The dispute came to a climax in a 1986 lawsuit, when a federal judge in Honolulu ordered both Walter and Margaret Keane to paint pictures for the jury. Margaret produced a likeness of a big-eyed child in 54 minutes. Mr. Keane declined to paint, saying he had a sore shoulder. There was also a scheduled Union Square "paint-off" in 1970, covered in Life magazine, where Margaret again produced a painting but Walter failed to attend. Herb Caen, who knew Mr. Keane from his North Beach days, concluded in a 1991 column that Margaret Keane was the real painter.

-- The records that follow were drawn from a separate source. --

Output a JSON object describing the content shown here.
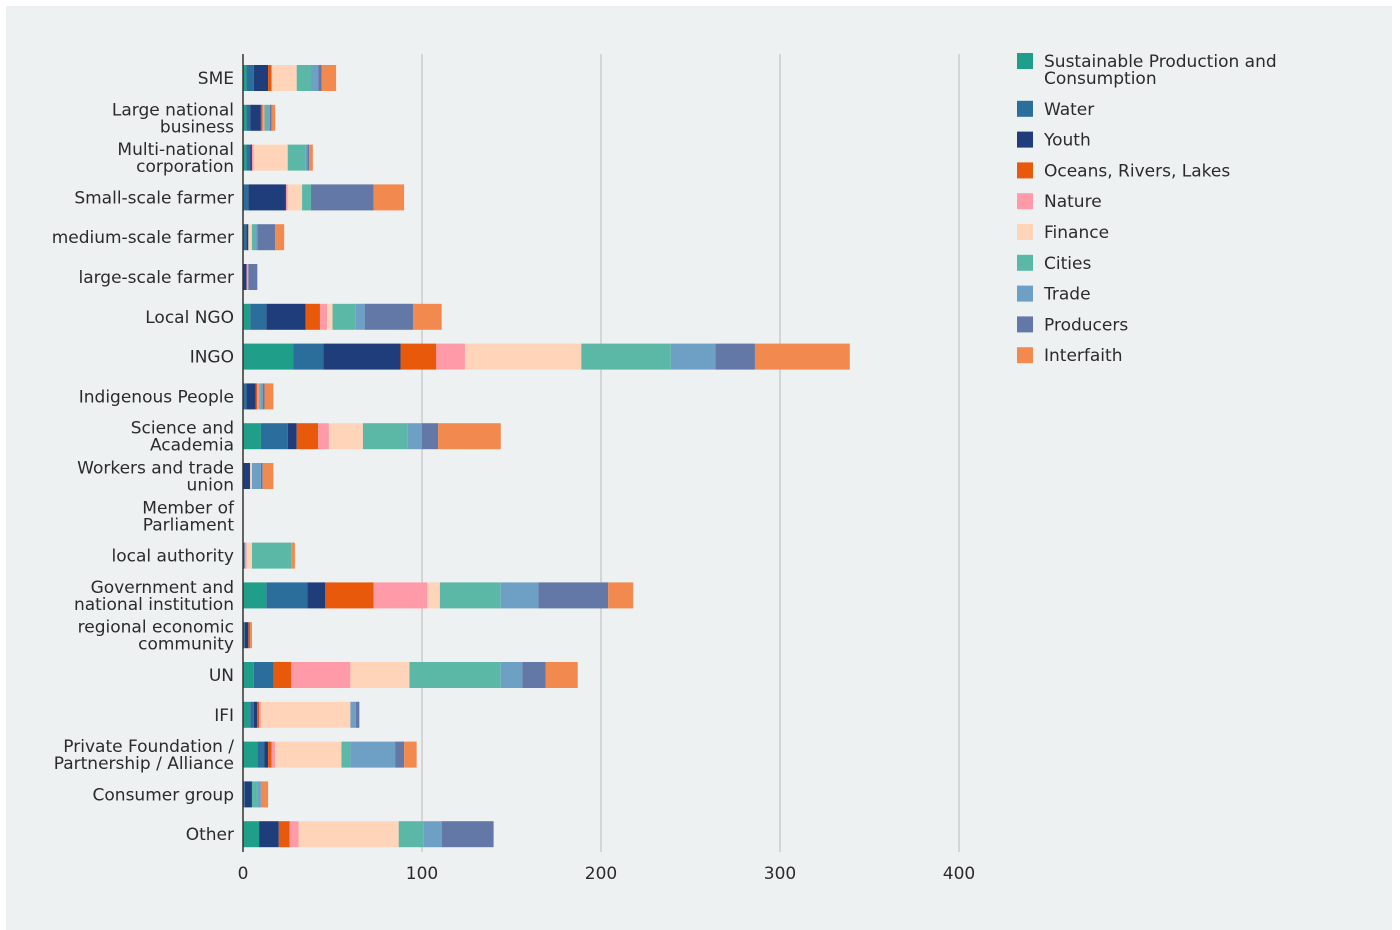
{
  "chart_data": {
    "type": "bar",
    "orientation": "horizontal",
    "stacked": true,
    "categories": [
      "SME",
      "Large national business",
      "Multi-national corporation",
      "Small-scale farmer",
      "medium-scale farmer",
      "large-scale farmer",
      "Local NGO",
      "INGO",
      "Indigenous People",
      "Science and Academia",
      "Workers and trade union",
      "Member of Parliament",
      "local authority",
      "Government and national institution",
      "regional economic community",
      "UN",
      "IFI",
      "Private Foundation / Partnership / Alliance",
      "Consumer group",
      "Other"
    ],
    "category_lines": [
      [
        "SME"
      ],
      [
        "Large national",
        "business"
      ],
      [
        "Multi-national",
        "corporation"
      ],
      [
        "Small-scale farmer"
      ],
      [
        "medium-scale farmer"
      ],
      [
        "large-scale farmer"
      ],
      [
        "Local NGO"
      ],
      [
        "INGO"
      ],
      [
        "Indigenous People"
      ],
      [
        "Science and",
        "Academia"
      ],
      [
        "Workers and trade",
        "union"
      ],
      [
        "Member of",
        "Parliament"
      ],
      [
        "local authority"
      ],
      [
        "Government and",
        "national institution"
      ],
      [
        "regional economic",
        "community"
      ],
      [
        "UN"
      ],
      [
        "IFI"
      ],
      [
        "Private Foundation /",
        "Partnership / Alliance"
      ],
      [
        "Consumer group"
      ],
      [
        "Other"
      ]
    ],
    "series": [
      {
        "name": "Sustainable Production and Consumption",
        "color": "#1f9e89",
        "values": [
          2,
          2,
          2,
          0,
          0,
          0,
          4,
          28,
          0,
          10,
          0,
          0,
          0,
          13,
          0,
          6,
          4,
          8,
          0,
          9
        ]
      },
      {
        "name": "Water",
        "color": "#2c6e9b",
        "values": [
          4,
          2,
          2,
          3,
          2,
          0,
          9,
          17,
          2,
          15,
          0,
          0,
          1,
          23,
          1,
          11,
          2,
          4,
          1,
          0
        ]
      },
      {
        "name": "Youth",
        "color": "#1f3d7a",
        "values": [
          8,
          6,
          1,
          21,
          1,
          2,
          22,
          43,
          5,
          5,
          4,
          0,
          0,
          10,
          2,
          0,
          2,
          2,
          4,
          11
        ]
      },
      {
        "name": "Oceans, Rivers, Lakes",
        "color": "#e8590c",
        "values": [
          2,
          1,
          0,
          0,
          0,
          0,
          8,
          20,
          1,
          12,
          0,
          0,
          0,
          27,
          1,
          10,
          1,
          2,
          0,
          6
        ]
      },
      {
        "name": "Nature",
        "color": "#ff9aa8",
        "values": [
          0,
          1,
          1,
          1,
          0,
          1,
          4,
          16,
          1,
          6,
          0,
          0,
          1,
          30,
          0,
          33,
          1,
          2,
          0,
          5
        ]
      },
      {
        "name": "Finance",
        "color": "#ffd4b8",
        "values": [
          14,
          0,
          19,
          8,
          2,
          0,
          3,
          65,
          0,
          19,
          1,
          0,
          3,
          7,
          0,
          33,
          50,
          37,
          0,
          56
        ]
      },
      {
        "name": "Cities",
        "color": "#5bb8a6",
        "values": [
          8,
          2,
          10,
          5,
          2,
          0,
          13,
          50,
          1,
          25,
          0,
          0,
          22,
          34,
          0,
          51,
          0,
          5,
          3,
          14
        ]
      },
      {
        "name": "Trade",
        "color": "#6e9fc4",
        "values": [
          4,
          1,
          1,
          0,
          1,
          0,
          5,
          25,
          1,
          8,
          5,
          0,
          0,
          21,
          0,
          12,
          3,
          25,
          2,
          10
        ]
      },
      {
        "name": "Producers",
        "color": "#6378a6",
        "values": [
          2,
          1,
          1,
          35,
          10,
          5,
          27,
          22,
          1,
          9,
          1,
          0,
          0,
          39,
          0,
          13,
          2,
          5,
          0,
          29
        ]
      },
      {
        "name": "Interfaith",
        "color": "#f2894e",
        "values": [
          8,
          2,
          2,
          17,
          5,
          0,
          16,
          53,
          5,
          35,
          6,
          0,
          2,
          14,
          1,
          18,
          0,
          7,
          4,
          0
        ]
      }
    ],
    "legend_lines": [
      [
        "Sustainable Production and",
        "Consumption"
      ],
      [
        "Water"
      ],
      [
        "Youth"
      ],
      [
        "Oceans, Rivers, Lakes"
      ],
      [
        "Nature"
      ],
      [
        "Finance"
      ],
      [
        "Cities"
      ],
      [
        "Trade"
      ],
      [
        "Producers"
      ],
      [
        "Interfaith"
      ]
    ],
    "xlim": [
      0,
      400
    ],
    "x_ticks": [
      0,
      100,
      200,
      300,
      400
    ],
    "grid": true,
    "legend_position": "right",
    "title": "",
    "xlabel": "",
    "ylabel": ""
  },
  "colors": {
    "background": "#eef1f1",
    "grid": "#c4c4c4",
    "axis": "#333333"
  }
}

Mr. Keane was born Oct. 7, 1915, in Lincoln, Neb. He was one of 10 children from his father's second marriage and grew up in a white clapboard house near the center of the city. As a child, he made money by selling shoes. Friends said in later life he proved to be a great promoter and salesman. He moved to Los Angeles in the early '30s and attended Los Angeles City College. He also spent time in Paris as a young man and told friends later in life that he had studied art there.
The inspiration for the big eyes, he said, came from seeing despairing street children in war-torn Berlin after World War II. In San Francisco during the postwar Bohemian era, Mr. Keane cut a dashing figure in North Beach. His sometimes raucous escapades were noted in newspaper columns, including an altercation with Hungry I club owner Enrico Banducci.